O sofrimento (e as ironias) de Bolsonaro
É impossível deixar de perceber aspectos irônicos, e até cármicos, no calvário do presidente
Jair Bolsonaro está internado. Deseje-se a ele pronta recuperação, como se deve desejar a qualquer um que esteja sofrendo.
É impossível, entretanto, deixar de perceber aspectos irônicos, e até cármicos, em seu calvário.

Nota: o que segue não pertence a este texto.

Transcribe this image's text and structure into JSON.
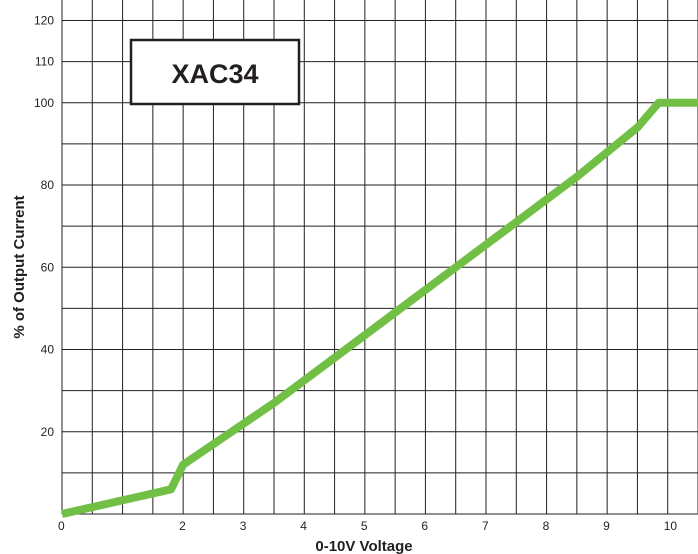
{
  "chart_data": {
    "type": "line",
    "title": "XAC34",
    "xlabel": "0-10V Voltage",
    "ylabel": "% of Output Current",
    "xlim": [
      0,
      10.5
    ],
    "ylim": [
      0,
      125
    ],
    "x_ticks": [
      "0",
      "2",
      "3",
      "4",
      "5",
      "6",
      "7",
      "8",
      "9",
      "10"
    ],
    "y_ticks": [
      "20",
      "40",
      "60",
      "80",
      "100",
      "110",
      "120"
    ],
    "grid": true,
    "series": [
      {
        "color": "#71bf44",
        "x": [
          0,
          1.8,
          2.0,
          2.7,
          3.5,
          4.5,
          5.5,
          6.5,
          7.5,
          8.5,
          9.5,
          9.85,
          10.5
        ],
        "y": [
          0,
          6,
          12,
          19,
          27,
          38,
          49,
          60,
          71,
          82,
          94,
          100,
          100
        ]
      }
    ]
  }
}
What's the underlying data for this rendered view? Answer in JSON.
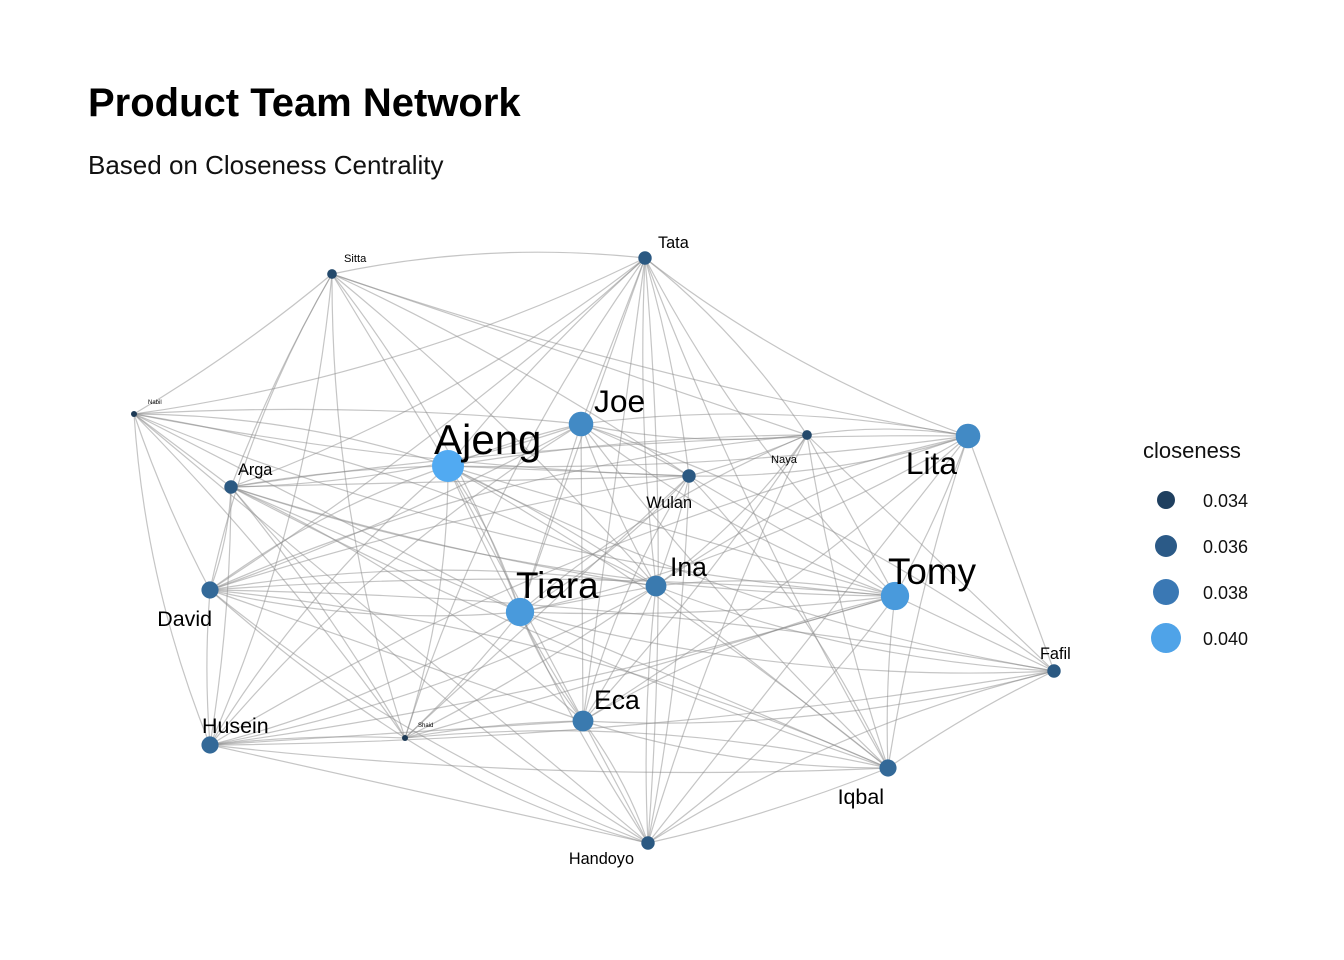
{
  "title": "Product Team Network",
  "subtitle": "Based on Closeness Centrality",
  "legend": {
    "title": "closeness",
    "items": [
      {
        "label": "0.034",
        "color": "#1f3f5f"
      },
      {
        "label": "0.036",
        "color": "#2b5a87"
      },
      {
        "label": "0.038",
        "color": "#3a78b4"
      },
      {
        "label": "0.040",
        "color": "#4fa3e8"
      }
    ]
  },
  "nodes": [
    {
      "id": "Sitta",
      "closeness": 0.034
    },
    {
      "id": "Tata",
      "closeness": 0.035
    },
    {
      "id": "Nabil",
      "closeness": 0.033
    },
    {
      "id": "Joe",
      "closeness": 0.038
    },
    {
      "id": "Ajeng",
      "closeness": 0.04
    },
    {
      "id": "Naya",
      "closeness": 0.034
    },
    {
      "id": "Lita",
      "closeness": 0.038
    },
    {
      "id": "Arga",
      "closeness": 0.035
    },
    {
      "id": "Wulan",
      "closeness": 0.035
    },
    {
      "id": "David",
      "closeness": 0.036
    },
    {
      "id": "Tiara",
      "closeness": 0.039
    },
    {
      "id": "Ina",
      "closeness": 0.037
    },
    {
      "id": "Tomy",
      "closeness": 0.039
    },
    {
      "id": "Fafil",
      "closeness": 0.035
    },
    {
      "id": "Eca",
      "closeness": 0.037
    },
    {
      "id": "Husein",
      "closeness": 0.036
    },
    {
      "id": "Shaid",
      "closeness": 0.033
    },
    {
      "id": "Iqbal",
      "closeness": 0.036
    },
    {
      "id": "Handoyo",
      "closeness": 0.035
    }
  ],
  "edges": [
    [
      "Sitta",
      "Tata"
    ],
    [
      "Sitta",
      "Nabil"
    ],
    [
      "Sitta",
      "Ajeng"
    ],
    [
      "Sitta",
      "Arga"
    ],
    [
      "Sitta",
      "David"
    ],
    [
      "Sitta",
      "Tiara"
    ],
    [
      "Sitta",
      "Wulan"
    ],
    [
      "Sitta",
      "Naya"
    ],
    [
      "Sitta",
      "Lita"
    ],
    [
      "Sitta",
      "Shaid"
    ],
    [
      "Sitta",
      "Husein"
    ],
    [
      "Sitta",
      "Ina"
    ],
    [
      "Tata",
      "Joe"
    ],
    [
      "Tata",
      "Ajeng"
    ],
    [
      "Tata",
      "Lita"
    ],
    [
      "Tata",
      "Naya"
    ],
    [
      "Tata",
      "Wulan"
    ],
    [
      "Tata",
      "Tiara"
    ],
    [
      "Tata",
      "Ina"
    ],
    [
      "Tata",
      "Tomy"
    ],
    [
      "Tata",
      "Arga"
    ],
    [
      "Tata",
      "David"
    ],
    [
      "Tata",
      "Eca"
    ],
    [
      "Tata",
      "Iqbal"
    ],
    [
      "Tata",
      "Shaid"
    ],
    [
      "Tata",
      "Nabil"
    ],
    [
      "Tata",
      "Handoyo"
    ],
    [
      "Nabil",
      "Arga"
    ],
    [
      "Nabil",
      "David"
    ],
    [
      "Nabil",
      "Husein"
    ],
    [
      "Nabil",
      "Ajeng"
    ],
    [
      "Nabil",
      "Joe"
    ],
    [
      "Nabil",
      "Tiara"
    ],
    [
      "Nabil",
      "Wulan"
    ],
    [
      "Nabil",
      "Tomy"
    ],
    [
      "Nabil",
      "Ina"
    ],
    [
      "Nabil",
      "Shaid"
    ],
    [
      "Nabil",
      "Handoyo"
    ],
    [
      "Joe",
      "Ajeng"
    ],
    [
      "Joe",
      "Naya"
    ],
    [
      "Joe",
      "Lita"
    ],
    [
      "Joe",
      "Wulan"
    ],
    [
      "Joe",
      "Tiara"
    ],
    [
      "Joe",
      "Ina"
    ],
    [
      "Joe",
      "Tomy"
    ],
    [
      "Joe",
      "Arga"
    ],
    [
      "Joe",
      "David"
    ],
    [
      "Joe",
      "Eca"
    ],
    [
      "Joe",
      "Iqbal"
    ],
    [
      "Joe",
      "Husein"
    ],
    [
      "Joe",
      "Fafil"
    ],
    [
      "Ajeng",
      "Naya"
    ],
    [
      "Ajeng",
      "Wulan"
    ],
    [
      "Ajeng",
      "Arga"
    ],
    [
      "Ajeng",
      "David"
    ],
    [
      "Ajeng",
      "Tiara"
    ],
    [
      "Ajeng",
      "Ina"
    ],
    [
      "Ajeng",
      "Tomy"
    ],
    [
      "Ajeng",
      "Eca"
    ],
    [
      "Ajeng",
      "Husein"
    ],
    [
      "Ajeng",
      "Shaid"
    ],
    [
      "Ajeng",
      "Iqbal"
    ],
    [
      "Ajeng",
      "Handoyo"
    ],
    [
      "Ajeng",
      "Lita"
    ],
    [
      "Ajeng",
      "Fafil"
    ],
    [
      "Naya",
      "Lita"
    ],
    [
      "Naya",
      "Wulan"
    ],
    [
      "Naya",
      "Tomy"
    ],
    [
      "Naya",
      "Iqbal"
    ],
    [
      "Naya",
      "Tiara"
    ],
    [
      "Naya",
      "Ina"
    ],
    [
      "Naya",
      "Eca"
    ],
    [
      "Naya",
      "Fafil"
    ],
    [
      "Naya",
      "Handoyo"
    ],
    [
      "Naya",
      "David"
    ],
    [
      "Lita",
      "Wulan"
    ],
    [
      "Lita",
      "Tomy"
    ],
    [
      "Lita",
      "Fafil"
    ],
    [
      "Lita",
      "Iqbal"
    ],
    [
      "Lita",
      "Ina"
    ],
    [
      "Lita",
      "Tiara"
    ],
    [
      "Lita",
      "Eca"
    ],
    [
      "Lita",
      "Handoyo"
    ],
    [
      "Lita",
      "Arga"
    ],
    [
      "Lita",
      "Husein"
    ],
    [
      "Arga",
      "David"
    ],
    [
      "Arga",
      "Husein"
    ],
    [
      "Arga",
      "Tiara"
    ],
    [
      "Arga",
      "Ina"
    ],
    [
      "Arga",
      "Tomy"
    ],
    [
      "Arga",
      "Eca"
    ],
    [
      "Arga",
      "Shaid"
    ],
    [
      "Arga",
      "Wulan"
    ],
    [
      "Arga",
      "Iqbal"
    ],
    [
      "Arga",
      "Handoyo"
    ],
    [
      "Wulan",
      "Tiara"
    ],
    [
      "Wulan",
      "Ina"
    ],
    [
      "Wulan",
      "Tomy"
    ],
    [
      "Wulan",
      "David"
    ],
    [
      "Wulan",
      "Eca"
    ],
    [
      "Wulan",
      "Iqbal"
    ],
    [
      "Wulan",
      "Handoyo"
    ],
    [
      "Wulan",
      "Shaid"
    ],
    [
      "David",
      "Husein"
    ],
    [
      "David",
      "Tiara"
    ],
    [
      "David",
      "Ina"
    ],
    [
      "David",
      "Tomy"
    ],
    [
      "David",
      "Eca"
    ],
    [
      "David",
      "Shaid"
    ],
    [
      "David",
      "Handoyo"
    ],
    [
      "David",
      "Iqbal"
    ],
    [
      "David",
      "Fafil"
    ],
    [
      "Tiara",
      "Ina"
    ],
    [
      "Tiara",
      "Tomy"
    ],
    [
      "Tiara",
      "Eca"
    ],
    [
      "Tiara",
      "Husein"
    ],
    [
      "Tiara",
      "Shaid"
    ],
    [
      "Tiara",
      "Iqbal"
    ],
    [
      "Tiara",
      "Handoyo"
    ],
    [
      "Tiara",
      "Fafil"
    ],
    [
      "Ina",
      "Tomy"
    ],
    [
      "Ina",
      "Eca"
    ],
    [
      "Ina",
      "Iqbal"
    ],
    [
      "Ina",
      "Handoyo"
    ],
    [
      "Ina",
      "Fafil"
    ],
    [
      "Ina",
      "Husein"
    ],
    [
      "Ina",
      "Shaid"
    ],
    [
      "Tomy",
      "Fafil"
    ],
    [
      "Tomy",
      "Iqbal"
    ],
    [
      "Tomy",
      "Eca"
    ],
    [
      "Tomy",
      "Handoyo"
    ],
    [
      "Tomy",
      "Husein"
    ],
    [
      "Tomy",
      "Shaid"
    ],
    [
      "Fafil",
      "Iqbal"
    ],
    [
      "Fafil",
      "Handoyo"
    ],
    [
      "Fafil",
      "Eca"
    ],
    [
      "Fafil",
      "Husein"
    ],
    [
      "Eca",
      "Husein"
    ],
    [
      "Eca",
      "Shaid"
    ],
    [
      "Eca",
      "Iqbal"
    ],
    [
      "Eca",
      "Handoyo"
    ],
    [
      "Husein",
      "Shaid"
    ],
    [
      "Husein",
      "Handoyo"
    ],
    [
      "Husein",
      "Iqbal"
    ],
    [
      "Shaid",
      "Handoyo"
    ],
    [
      "Shaid",
      "Iqbal"
    ],
    [
      "Iqbal",
      "Handoyo"
    ]
  ]
}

Em seus dois anos e meio de mandato, Bolsonaro fez inúmeras menções, sempre sarcásticas ou agressivas, a excrementos, e, recentemente, proferiu um retumbante “caguei!” para senadores da República. Foi parar no hospital por causa de uma obstrução intestinal que o impedia de evacuar.
Seu principal consultor para assuntos médicos, Osmar Terra, que vaticinou que a Covid-19 mataria no “máximo” 800 brasileiros, tranquilizou o entorno do presidente, explicando que sua crise de soluços não seria preocupante, pois “em 99% dos casos é só uma irritação”. (É surpreendente que alguém, próximo ou distante de Bolsonaro, ainda ouça o que Terra tem a dizer — também há qualquer coisa de cármico nisso.)
No política de saúde que aplicou aos brasileiros, Bolsonaro valeu-se de um “gabinete paralelo” de curandeiros e irresponsáveis, que acabou por provocar a morte perfeitamente evitável de centenas de milhares de brasileiros. Em seu próprio caso, no entanto, o presidente recorreu a ciência e medicina convencionais.
Bolsonaro exortou seus compatriotas a maximizar os riscos enfrentando o vírus “como homem, não como maricas”, mas, quando chegou sua vez de mostrar macheza, tomou um jato para São Paulo e se internou em um dos melhores hospitais do Brasil.
Como fez depois da facada, Bolsonaro fez de sua dor ferramenta publicitária e eleitoreira, e publicou nas redes imagem sua, fragilizado, no hospital. Busca a compaixão e a solidariedade que negou a milhões de brasileiros doentes e suas famílias.
A facada poupou Bolsonaro de enfrentar os debates e lhe deu muitos votos. Seu sofrimento de agora não o poupará do avanço das investigações da CPI nem da queda de popularidade.
Em 2018, Bolsonaro se vendeu como mártir. Hoje ninguém — com a possível exceção (a CPI o dirá) de atravessadores de vacinas — o compra.